Kegiatan ini merupakan tindak lanjut dari pertemuan yang berlangsung pada akhir tahun 2024, yang dihadiri oleh para pengelola minimarket serta Koordinator wilayah dari jaringan minimarket di Kota Tasikmalaya. Selasa, 11 Maret 2025.
Pada pertemuan tersebut, telah disosialisasikan bahwa untuk implementasi KTR di tempat penjualan, para pengelola ritel diwajibkan untuk tidak memajang atau memperlihatkan produk rokok secara terbuka, serta dilarang melakukan iklan, promosi, dan sponsor terkait produk rokok di area penjualan.
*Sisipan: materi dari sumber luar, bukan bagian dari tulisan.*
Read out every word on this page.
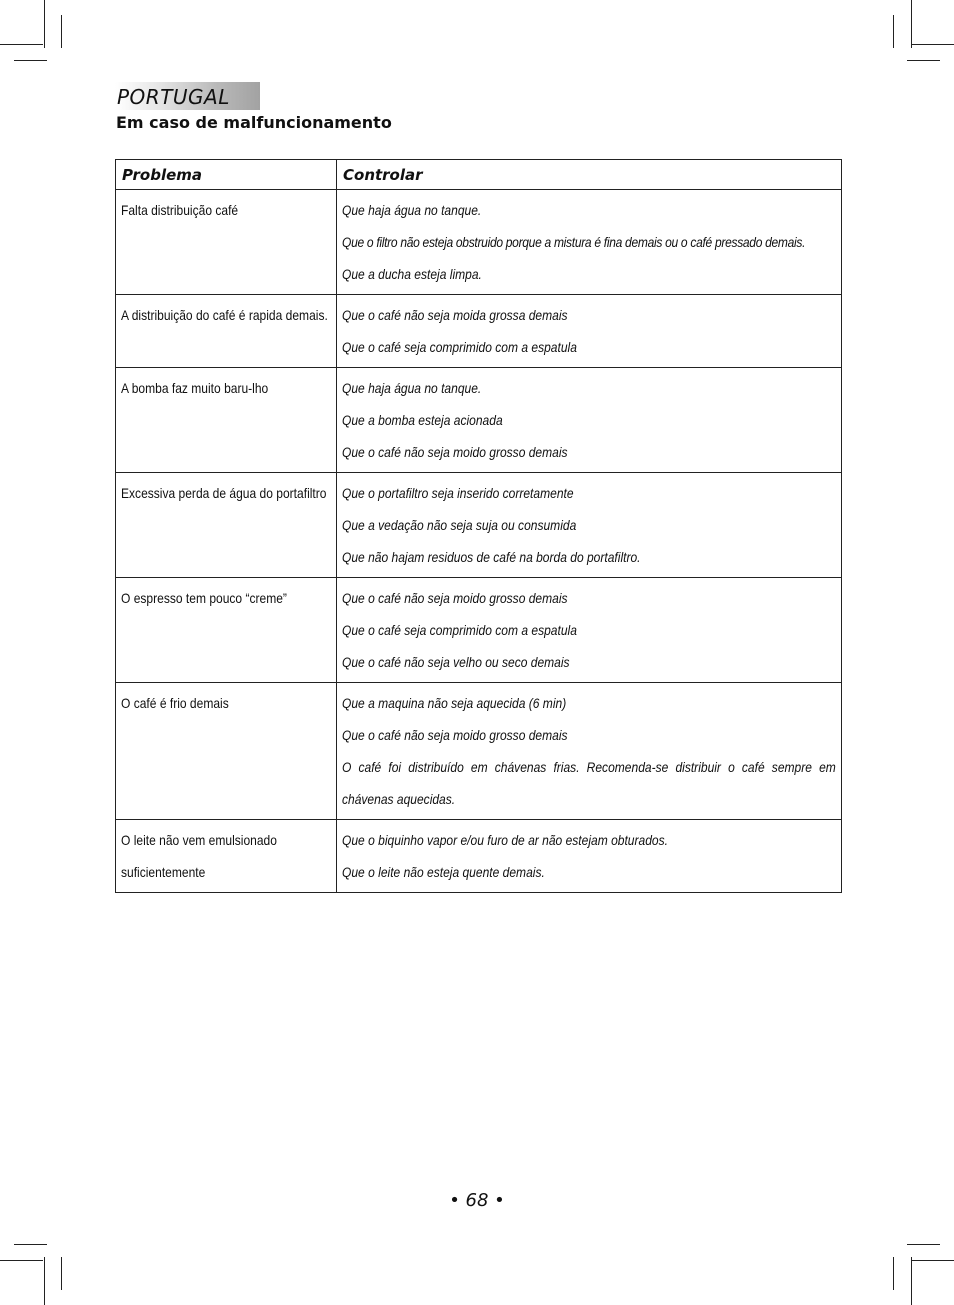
PORTUGAL
Em caso de malfuncionamento
Problema	Controlar

Falta distribuição café	Que haja água no tanque.
Que o filtro não esteja obstruido porque a mistura é fina demais ou o café pressado demais.
Que a ducha esteja limpa.

A distribuição do café é rapida demais.	Que o café não seja moida grossa demais
Que o café seja comprimido com a espatula

A bomba faz muito baru-lho	Que haja água no tanque.
Que a bomba esteja acionada
Que o café não seja moido grosso demais

Excessiva perda de água do portafiltro	Que o portafiltro seja inserido corretamente
Que a vedação não seja suja ou consumida
Que não hajam residuos de café na borda do portafiltro.

O espresso tem pouco “creme”	Que o café não seja moido grosso demais
Que o café seja comprimido com a espatula
Que o café não seja velho ou seco demais

O café é frio demais	Que a maquina não seja aquecida (6 min)
Que o café não seja moido grosso demais
O café foi distribuído em chávenas frias. Recomenda-se distribuir o café sempre em chávenas aquecidas.

O leite não vem emulsionado suficientemente	Que o biquinho vapor e/ou furo de ar não estejam obturados.
Que o leite não esteja quente demais.
• 68 •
Namun, pada saat pembinaan dilakukan, ditemukan masih rendahnya tingkat kepatuhan dari sejumlah ritel. Hal ini diharapkan sebagai langkah pertama yang masih memerlukan perhatian lebih lanjut. Tim Koordinasi Implementasi KTR memberikan informasi kembali mengenai aturan larangan pajangan rokok, serta menghimbau kepada para pengelola ritel untuk segera menutup pajangan rokok mereka. Diharapkan, pada pembinaan berikutnya sudah ada perbaikan signifikan dan tingkat kepatuhan yang lebih tinggi.
Selain itu, untuk toko yang belum memasang tanda atau stiker KTR, Tim Koordinasi langsung memasang stiker KTR sebagai bagian dari upaya memperkuat implementasi kawasan tanpa rokok di seluruh titik penjualan.